Preckwinkle and Mitchell this week launched the 20-member Counties for a Guaranteed Income coalition, of which they are co-chairs.

It runs alongside the Mayors for Guaranteed Income, a network of more than 100 mayors founded in June 2020 by Michael Tubbs, former mayor of Stockton, which in 2019 started giving $500-a-month payments to 125 randomly selected residents for two years.

San Francisco Mayor London Breed in November unveiled her own city’s version of guaranteed incomes — $1,200 monthly payouts to 55 poor transgender people, as well as mental health provision and funding for sex-change drugs and therapy.

The launch of the nationwide initiative moves guaranteed income schemes further into the political mainstream. Early pilot schemes used philanthropic donations, but more recent versions are funded with taxpayers’ money.

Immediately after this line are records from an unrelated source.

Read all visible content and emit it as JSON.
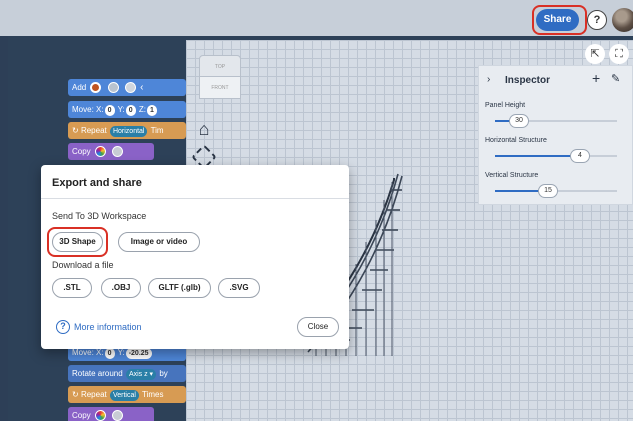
{
  "topbar": {
    "share_label": "Share",
    "help_label": "?"
  },
  "viewcube": {
    "top_label": "TOP",
    "front_label": "FRONT"
  },
  "blocks": {
    "add_label": "Add",
    "move_label": "Move:",
    "x_label": "X:",
    "x_value": "0",
    "y_label": "Y:",
    "y_value": "0",
    "z_label": "Z:",
    "z_value": "1",
    "repeat_label": "Repeat",
    "horizontal_label": "Horizontal",
    "times_short": "Tim",
    "copy_label": "Copy",
    "move2_label": "Move:",
    "x2_value": "0",
    "y2_value": "-20.25",
    "rotate_label": "Rotate around",
    "axis_label": "Axis z ▾",
    "by_label": "by",
    "repeat2_label": "Repeat",
    "vertical_label": "Vertical",
    "times_label": "Times",
    "copy2_label": "Copy"
  },
  "inspector": {
    "title": "Inspector",
    "rows": [
      {
        "label": "Panel Height",
        "value": "30",
        "fraction": 0.18
      },
      {
        "label": "Horizontal Structure",
        "value": "4",
        "fraction": 0.68
      },
      {
        "label": "Vertical Structure",
        "value": "15",
        "fraction": 0.42
      }
    ]
  },
  "dialog": {
    "title": "Export and share",
    "section_send": "Send To 3D Workspace",
    "btn_3d_shape": "3D Shape",
    "btn_image_video": "Image or video",
    "section_download": "Download a file",
    "btn_stl": ".STL",
    "btn_obj": ".OBJ",
    "btn_gltf": "GLTF (.glb)",
    "btn_svg": ".SVG",
    "more_info": "More information",
    "close_label": "Close"
  },
  "colors": {
    "accent": "#2f6cc3",
    "highlight": "#d93025"
  }
}
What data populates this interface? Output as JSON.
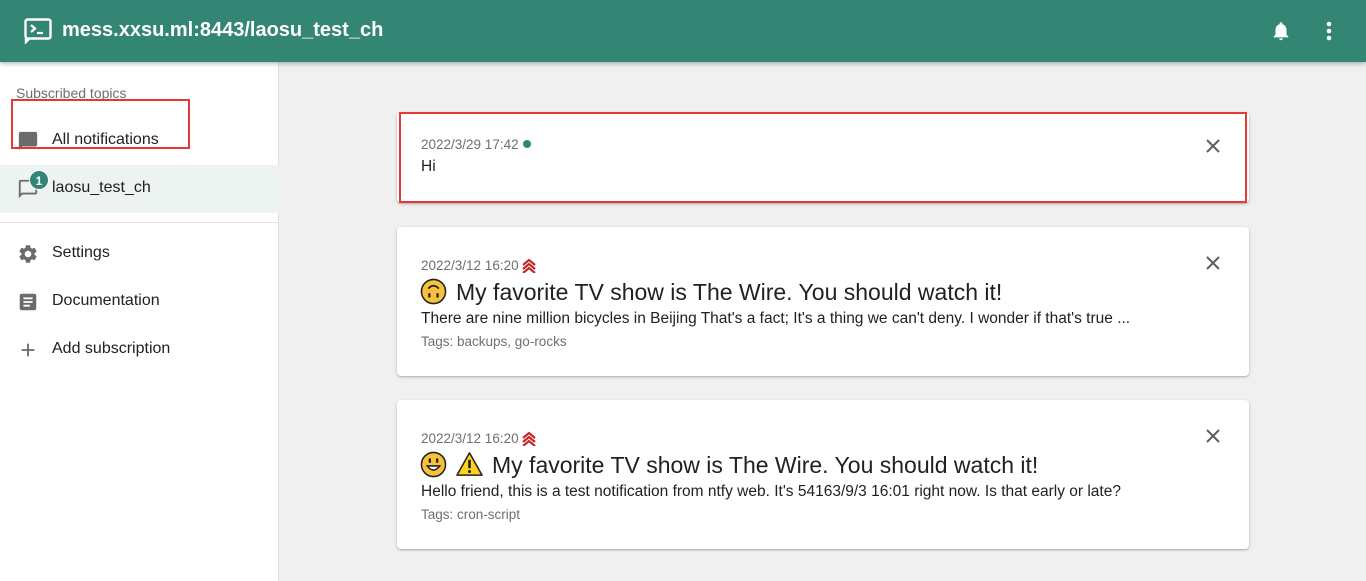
{
  "app": {
    "title": "mess.xxsu.ml:8443/laosu_test_ch",
    "logo_icon": "terminal-icon",
    "brand_color": "#338574"
  },
  "header_actions": [
    {
      "icon": "bell-icon"
    },
    {
      "icon": "more-vert-icon"
    }
  ],
  "sidebar": {
    "heading": "Subscribed topics",
    "topics": [
      {
        "label": "All notifications",
        "icon": "chat-icon",
        "selected": false
      },
      {
        "label": "laosu_test_ch",
        "icon": "chat-outline-icon",
        "selected": true,
        "badge": "1"
      }
    ],
    "menu": [
      {
        "label": "Settings",
        "icon": "gear-icon"
      },
      {
        "label": "Documentation",
        "icon": "article-icon"
      },
      {
        "label": "Add subscription",
        "icon": "plus-icon"
      }
    ]
  },
  "notifications": [
    {
      "date": "2022/3/29 17:42",
      "new": true,
      "message": "Hi"
    },
    {
      "date": "2022/3/12 16:20",
      "priority": "high",
      "emojis": [
        "upside-down-face-emoji"
      ],
      "title": "My favorite TV show is The Wire. You should watch it!",
      "message": "There are nine million bicycles in Beijing That's a fact; It's a thing we can't deny. I wonder if that's true ...",
      "tags": "Tags: backups, go-rocks"
    },
    {
      "date": "2022/3/12 16:20",
      "priority": "high",
      "emojis": [
        "grinning-face-emoji",
        "warning-emoji"
      ],
      "title": "My favorite TV show is The Wire. You should watch it!",
      "message": "Hello friend, this is a test notification from ntfy web. It's 54163/9/3 16:01 right now. Is that early or late?",
      "tags": "Tags: cron-script"
    }
  ],
  "colors": {
    "highlight": "#e53935",
    "priority_icon": "#c62828"
  }
}
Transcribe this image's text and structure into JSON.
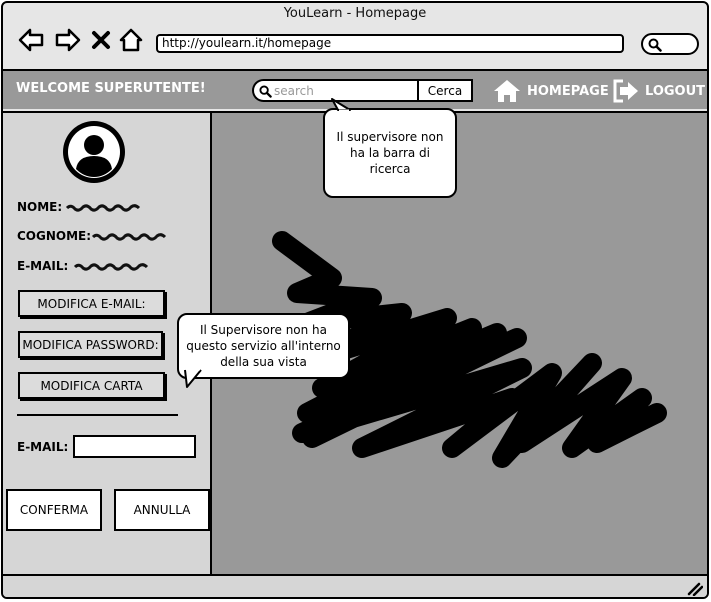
{
  "window": {
    "title": "YouLearn - Homepage"
  },
  "browser": {
    "url": "http://youlearn.it/homepage",
    "nav_icons": [
      "arrow-left-icon",
      "arrow-right-icon",
      "close-icon",
      "home-icon"
    ],
    "search_icon": "search-icon"
  },
  "appbar": {
    "welcome": "WELCOME SUPERUTENTE!",
    "search_placeholder": "search",
    "search_button": "Cerca",
    "homepage_label": "HOMEPAGE",
    "logout_label": "LOGOUT",
    "bg_color": "#999999",
    "text_color": "#ffffff"
  },
  "sidebar": {
    "avatar_icon": "user-avatar-icon",
    "nome_label": "NOME:",
    "cognome_label": "COGNOME:",
    "email_label": "E-MAIL:",
    "btn_modifica_email": "MODIFICA E-MAIL:",
    "btn_modifica_password": "MODIFICA PASSWORD:",
    "btn_modifica_carta": "MODIFICA CARTA",
    "email_field_label": "E-MAIL:",
    "email_value": "",
    "btn_conferma": "CONFERMA",
    "btn_annulla": "ANNULLA"
  },
  "notes": {
    "search_note": "Il supervisore non ha la barra di ricerca",
    "service_note": "Il Supervisore non ha questo servizio all'interno della sua vista"
  }
}
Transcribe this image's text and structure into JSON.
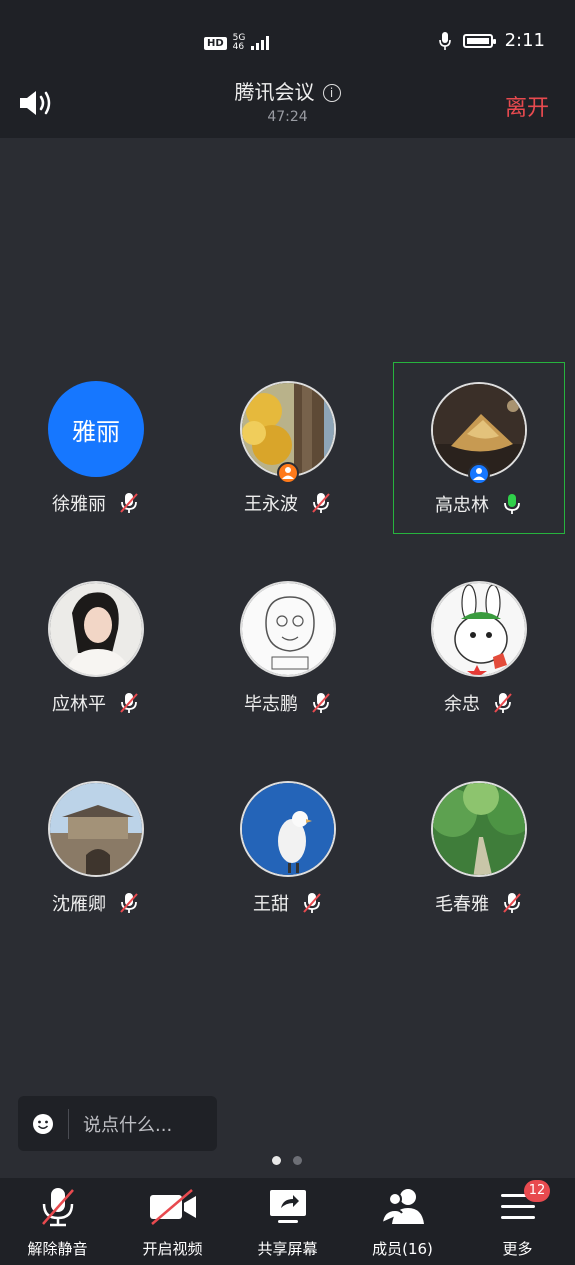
{
  "status_bar": {
    "hd": "HD",
    "network_top": "5G",
    "network_bottom": "46",
    "time": "2:11"
  },
  "header": {
    "title": "腾讯会议",
    "elapsed": "47:24",
    "leave_label": "离开"
  },
  "participants": [
    {
      "name": "徐雅丽",
      "avatar_text": "雅丽",
      "avatar_kind": "text",
      "mic": "muted"
    },
    {
      "name": "王永波",
      "avatar_kind": "photo-yellow-leaves",
      "mic": "muted",
      "role_badge": "host"
    },
    {
      "name": "高忠林",
      "avatar_kind": "photo-zongzi",
      "mic": "on",
      "role_badge": "cohost",
      "active_speaker": true
    },
    {
      "name": "应林平",
      "avatar_kind": "photo-woman",
      "mic": "muted"
    },
    {
      "name": "毕志鹏",
      "avatar_kind": "sketch-old-man",
      "mic": "muted"
    },
    {
      "name": "余忠",
      "avatar_kind": "cartoon-rabbit",
      "mic": "muted"
    },
    {
      "name": "沈雁卿",
      "avatar_kind": "photo-city-gate",
      "mic": "muted"
    },
    {
      "name": "王甜",
      "avatar_kind": "photo-white-bird",
      "mic": "muted"
    },
    {
      "name": "毛春雅",
      "avatar_kind": "photo-forest-path",
      "mic": "muted"
    }
  ],
  "chat": {
    "placeholder": "说点什么..."
  },
  "pager": {
    "pages": 2,
    "current": 1
  },
  "toolbar": [
    {
      "label": "解除静音",
      "icon": "mic-muted-icon"
    },
    {
      "label": "开启视频",
      "icon": "camera-off-icon"
    },
    {
      "label": "共享屏幕",
      "icon": "share-screen-icon"
    },
    {
      "label": "成员(16)",
      "icon": "members-icon"
    },
    {
      "label": "更多",
      "icon": "more-menu-icon"
    }
  ],
  "more_badge": "12",
  "colors": {
    "bg": "#2b2d33",
    "bar": "#1f2126",
    "leave": "#e84a4f",
    "accent_blue": "#1677ff",
    "active_green": "#27b33e"
  }
}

Counties are typically in charge of administering social services and federal relief aid programs, meaning they may be better equipped than cities to distribute payouts to the poor and ensure the money is actually helping people, county officials say.

‘We have the most direct connection to the folks who would benefit from these sorts of programs,’ Susheela Jayapal, a county commissioner for Multnomah County, Oregon, where 100 black mothers receive monthly payouts, told Bloomberg.

The schemes have intensified conflicts between Republicans and Democrats — the former call them a waste of money and the latter say they will emancipate the weakest members of society.

Robert Rector, a conservative public assistance expert at the Heritage Foundation who helped shape the welfare changes of the 1990s, dismisses the schemes as ‘more aid to people who choose not to work.’

Lori Lightfoot, mayor of Chicago, which is running its own city-wide fixed income scheme, has seen the issue as an opportunity to attack Republican politics.

‘These are the same people that didn’t want to expand health care, and look at the number of people in their communities, these ruby red communities, that are suffering,’ Lightfoot said.

‘These are the same people, frankly, that are attacking the very core of our democracy, demonizing being different, being the other, based upon your religion, your creed, who you love, your gender identity.’